Among Canadian gold producers, Blackdome Mining’s (TSE) dividend policy was probably the most generous. Indeed, last year’s payout of $6.7 million was about 109% of net income which was simply unsustainable.
Rather than stymie its growth prospects for the future, Blackdome has announced plans to reduce dividend payments to one-third of net income, J. Scott Drever, president, told the annual meeting in Vancouver.
Claiming the old policy was “liquidating the company,” Drever said surplus funds will now be utilized to meet Blackdome’s objective of 100,000 oz of gold production in three to four years. A good portion of this output will come from outside the Blackdome mine property, he told The Northern Miner, conceding that an acquisition may be required to meet that objective.
Ideally, Blackdome would prefer to acquire a working interest in a property rather than purchase an equity position in a company with an advanced stage project. He would like to see “corporate reserves” climb to 750,000 oz with cash flow and earnings doubling over that period as well, he added.
Following the amalgamation of Brohm Resources (VSE) and MFC Mining Finance Corp., (TSE), which should be completed by the end of July, the continuing company, MinVen Gold Corp., will own a 50.3% equity interest in Blackdome. This is currently held by Brohm. Drever confirmed that Blackdome would be MinVen’s “Canadian growth vehicle” and Blackdome would confine its activities to Canada for the immediate future.
Responding to a concern raised by a shareholder, James A. Anderson, chairman, emphasized that Blackdome earnings would be plowed back into Canada, particularly British Columbia. (The shareholder expressed concern that most of the money would be “going back to Toronto.”)
Another gentleman lamented the impact of the Oct 19 market crash on Blackdome’s stock and he questioned awarding new options to directors to compensate for the drop. There were 322,000 options outstanding, exercisable at $9.50 each at the time of the meeting. Anderson argued the “readjustment” in the stock price after the crash was “not management- related” and he said the new pricing formula was justified. The gentleman also complained about the reduction in dividend payments which was the main reason he bought the stock.

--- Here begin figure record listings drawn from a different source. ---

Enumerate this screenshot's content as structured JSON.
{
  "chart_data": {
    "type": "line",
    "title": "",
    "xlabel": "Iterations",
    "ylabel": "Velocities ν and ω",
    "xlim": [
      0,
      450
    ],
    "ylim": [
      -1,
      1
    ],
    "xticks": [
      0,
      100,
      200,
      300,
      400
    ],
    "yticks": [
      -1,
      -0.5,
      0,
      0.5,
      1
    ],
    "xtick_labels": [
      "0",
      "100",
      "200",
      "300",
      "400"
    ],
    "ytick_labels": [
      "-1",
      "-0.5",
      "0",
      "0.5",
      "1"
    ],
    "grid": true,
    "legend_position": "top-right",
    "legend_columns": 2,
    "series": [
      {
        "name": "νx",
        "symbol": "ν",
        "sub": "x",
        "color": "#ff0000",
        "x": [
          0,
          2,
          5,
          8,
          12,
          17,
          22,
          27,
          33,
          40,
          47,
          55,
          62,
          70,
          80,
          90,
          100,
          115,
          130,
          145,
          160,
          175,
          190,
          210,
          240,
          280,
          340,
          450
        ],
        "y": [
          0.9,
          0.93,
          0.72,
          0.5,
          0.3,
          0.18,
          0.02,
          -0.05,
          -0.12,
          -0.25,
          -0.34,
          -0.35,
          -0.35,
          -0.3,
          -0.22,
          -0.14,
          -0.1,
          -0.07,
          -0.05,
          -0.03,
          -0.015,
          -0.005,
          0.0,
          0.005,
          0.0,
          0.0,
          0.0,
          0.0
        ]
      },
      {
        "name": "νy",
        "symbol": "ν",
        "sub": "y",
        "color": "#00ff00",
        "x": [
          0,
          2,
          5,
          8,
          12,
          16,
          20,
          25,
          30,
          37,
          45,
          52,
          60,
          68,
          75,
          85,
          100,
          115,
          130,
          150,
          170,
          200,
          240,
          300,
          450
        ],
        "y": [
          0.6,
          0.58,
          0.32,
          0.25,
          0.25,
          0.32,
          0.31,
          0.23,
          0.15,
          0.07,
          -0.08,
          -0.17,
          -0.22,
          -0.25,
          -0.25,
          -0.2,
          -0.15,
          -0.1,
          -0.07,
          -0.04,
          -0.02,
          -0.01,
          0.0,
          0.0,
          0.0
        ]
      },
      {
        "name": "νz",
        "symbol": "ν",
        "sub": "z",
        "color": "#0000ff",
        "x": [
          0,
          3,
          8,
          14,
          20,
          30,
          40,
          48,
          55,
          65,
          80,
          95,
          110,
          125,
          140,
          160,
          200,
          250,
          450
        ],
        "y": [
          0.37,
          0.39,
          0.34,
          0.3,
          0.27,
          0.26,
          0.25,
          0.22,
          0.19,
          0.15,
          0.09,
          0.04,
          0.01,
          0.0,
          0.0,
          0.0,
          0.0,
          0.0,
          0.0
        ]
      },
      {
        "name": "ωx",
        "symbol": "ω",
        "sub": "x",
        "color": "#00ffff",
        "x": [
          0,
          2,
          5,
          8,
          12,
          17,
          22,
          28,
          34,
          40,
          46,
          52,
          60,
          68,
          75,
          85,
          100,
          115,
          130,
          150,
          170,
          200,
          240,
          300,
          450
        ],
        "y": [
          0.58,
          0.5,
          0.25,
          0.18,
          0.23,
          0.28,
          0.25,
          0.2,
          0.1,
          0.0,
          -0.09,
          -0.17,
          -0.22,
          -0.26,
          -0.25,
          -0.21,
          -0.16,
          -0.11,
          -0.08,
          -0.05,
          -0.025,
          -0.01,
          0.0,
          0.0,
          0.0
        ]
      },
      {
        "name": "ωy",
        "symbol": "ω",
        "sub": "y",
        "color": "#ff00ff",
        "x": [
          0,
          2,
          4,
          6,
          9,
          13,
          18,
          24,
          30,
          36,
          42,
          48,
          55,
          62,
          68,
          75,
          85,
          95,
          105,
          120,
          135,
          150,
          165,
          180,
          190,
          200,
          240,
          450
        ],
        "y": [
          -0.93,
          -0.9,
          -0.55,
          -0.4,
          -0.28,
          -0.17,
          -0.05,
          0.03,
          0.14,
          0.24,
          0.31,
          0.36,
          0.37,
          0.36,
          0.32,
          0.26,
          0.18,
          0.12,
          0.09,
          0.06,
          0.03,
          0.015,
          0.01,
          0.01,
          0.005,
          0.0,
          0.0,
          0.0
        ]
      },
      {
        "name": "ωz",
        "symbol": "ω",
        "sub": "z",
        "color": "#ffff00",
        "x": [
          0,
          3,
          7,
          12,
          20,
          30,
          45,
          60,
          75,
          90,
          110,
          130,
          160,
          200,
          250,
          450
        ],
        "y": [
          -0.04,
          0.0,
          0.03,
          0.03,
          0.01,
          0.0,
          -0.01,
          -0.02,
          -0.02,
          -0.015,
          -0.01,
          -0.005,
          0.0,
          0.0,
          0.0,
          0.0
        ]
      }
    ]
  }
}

The labor situation at the Blackdome mine has stabilized, Blackdome’s general manager, William Price, told The Northern Miner after the meeting. Disciplinary action has resulted in the dismissal of several underground miners, all of whom have been replaced. No production was lost during the recent walkout as the mill was fed from surface stockpiles. But the labor disruption set back underground development and exploration and Blackdome is assessing the cost which it may try to recover through the courts.
The company has allocated $6 million for exploration work at the mine site this year which will include about 70,000 ft of diamond drilling. Price said it’s uncertain whether all this money will be spent this year but he emphasized the funds are available if required. All stoping areas are currently in the No 1 and No 2 veins but 14 veins have been identified with production potential. The Watson vein will be a target in the current program. Mine life at present is about 3.5 years but Blackdome would like to see this extended further. Last year the mill processed 81,571 tons of ore grading 0.62 oz gold with a recovery rate of 91.8%. Cash costs, including exploration, are $205(US) per oz and about $260 with depreciation.